Este Homem solitário é em
Si um universo separado do destino do restante universo a que se opõe.
Este Homem solitário
acredita que o Estado se mantém também graças ao medo.
Este Homem solitário é
avassalador face à máquina central: enfrenta-a para dar resposta à sua própria
exigência; cumpre sem preço e sem dono o seu próprio íntimo.
Este Homem solitário é
atento à comunidade e aos desígnios com que a desejam confundir, sobretudo
quando por subtis trejeitos se vai entendendo ser um “robot” mais valioso do
que uma multidão tão cedo desta vida descontente.
Vive-se o plexo da
anulação das vidas, da desflorestação das ideias, desdenhado-se os dias
anteriores e posteriores à transgressão, ainda que condenada a não ter preço
como a poesia.
É o desejo de nenhuma
insurreição enfim possível!, que o cimento oculte o brilho!
Não descuido, devo dizer,
que também faz parte integrante de um processo que inculca a meta-mercadoria, a
supressão da magia da infância em cada um de nós, exactamente aquela que leva o
espírito ao desassossego do porquê, aquela cujo propósito era distinguir
sabores e dá-los a experimentar...
Resta a palavra e a
atitude; a denúncia do simulacro.
Creio que sempre germinará
uma força sagrada face aos que só dispõem de aparência de vida; face aos
diminutos por excelência que para si demarcam os limites do universo e, quando
já se não olha em volta, quando não se medem consequências ou, em cegueiras de
poder incontidas, se não cuide que os seres enfrentam riscos insanáveis,
doenças irremediáveis, ouro esverdinhado, então que alguém lembre:
“Vai, voa, Sonho
pernicioso (...) E o Sonho partiu após estas palavras”.
ILÍADA
BEM COMUM DA SEMANA
Não faço parte da procissão apoiante
do Presidente Sampaio, mas tenho de reconhecer que, muitas vezes, a exigência
da função faz ao monge o que, dantes, ao dito cujo, fazia o hábito.

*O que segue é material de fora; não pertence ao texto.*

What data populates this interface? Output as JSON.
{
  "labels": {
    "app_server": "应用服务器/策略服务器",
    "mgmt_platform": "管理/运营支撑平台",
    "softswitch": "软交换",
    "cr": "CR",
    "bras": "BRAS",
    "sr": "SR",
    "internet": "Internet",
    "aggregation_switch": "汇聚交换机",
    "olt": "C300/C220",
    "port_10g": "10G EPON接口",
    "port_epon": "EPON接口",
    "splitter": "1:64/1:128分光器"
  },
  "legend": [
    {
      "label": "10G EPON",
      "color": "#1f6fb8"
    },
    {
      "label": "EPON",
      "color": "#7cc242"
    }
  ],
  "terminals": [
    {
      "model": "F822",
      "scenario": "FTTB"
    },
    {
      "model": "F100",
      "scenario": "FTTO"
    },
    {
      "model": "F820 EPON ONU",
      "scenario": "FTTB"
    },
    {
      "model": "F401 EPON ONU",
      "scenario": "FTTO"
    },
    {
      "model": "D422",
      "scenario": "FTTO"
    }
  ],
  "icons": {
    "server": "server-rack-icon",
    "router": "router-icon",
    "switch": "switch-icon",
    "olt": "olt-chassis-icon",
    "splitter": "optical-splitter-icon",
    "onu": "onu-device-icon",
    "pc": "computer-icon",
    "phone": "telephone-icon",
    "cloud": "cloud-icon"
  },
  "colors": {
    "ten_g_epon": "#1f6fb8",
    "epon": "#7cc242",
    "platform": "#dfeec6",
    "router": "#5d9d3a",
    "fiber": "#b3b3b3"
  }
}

Numa altura
em que o Executivo e a partidocracia dominante, incluindo situacionistas e
oposicionistas, cedem ao rebaixamento dos fins da política, como se manifestou
no queijo limiano e agora ameaça explodir com a banana madeirense, é salutar
que a pessoa que assume a função de vértice do nosso corpo político, consiga
pôr o superior acima do inferior e dialogar directamente com os povos e com o
mundo, como o fez no Alto Minho e em Nova Iorque, no encontro sobre a SIDA.
MAL COMUM DA SEMANA
As medidas de austeridade anunciadas por Pina Moura podem ser qualificadas conforme a metáfora do pirómano-bombeiro. Quem semeou os ventos do laxismo despesista e das mordomias, em vez de recolher as justas tempestades, assume agora a função de obrigar o justo a pagar pelo pecador. Curiosamente, as principais medidas anunciadas, e qualificadas como de excepção, porque são mera exigência da boa gestão, constituem uma confissão sobre o anterior regafobe. Os governantes nunca foram donos dos dinheiros públicos, são meros depositários de um alheio que a todos pertence. A questão financeira continua a ser uma questão que tem a ver com a moral social.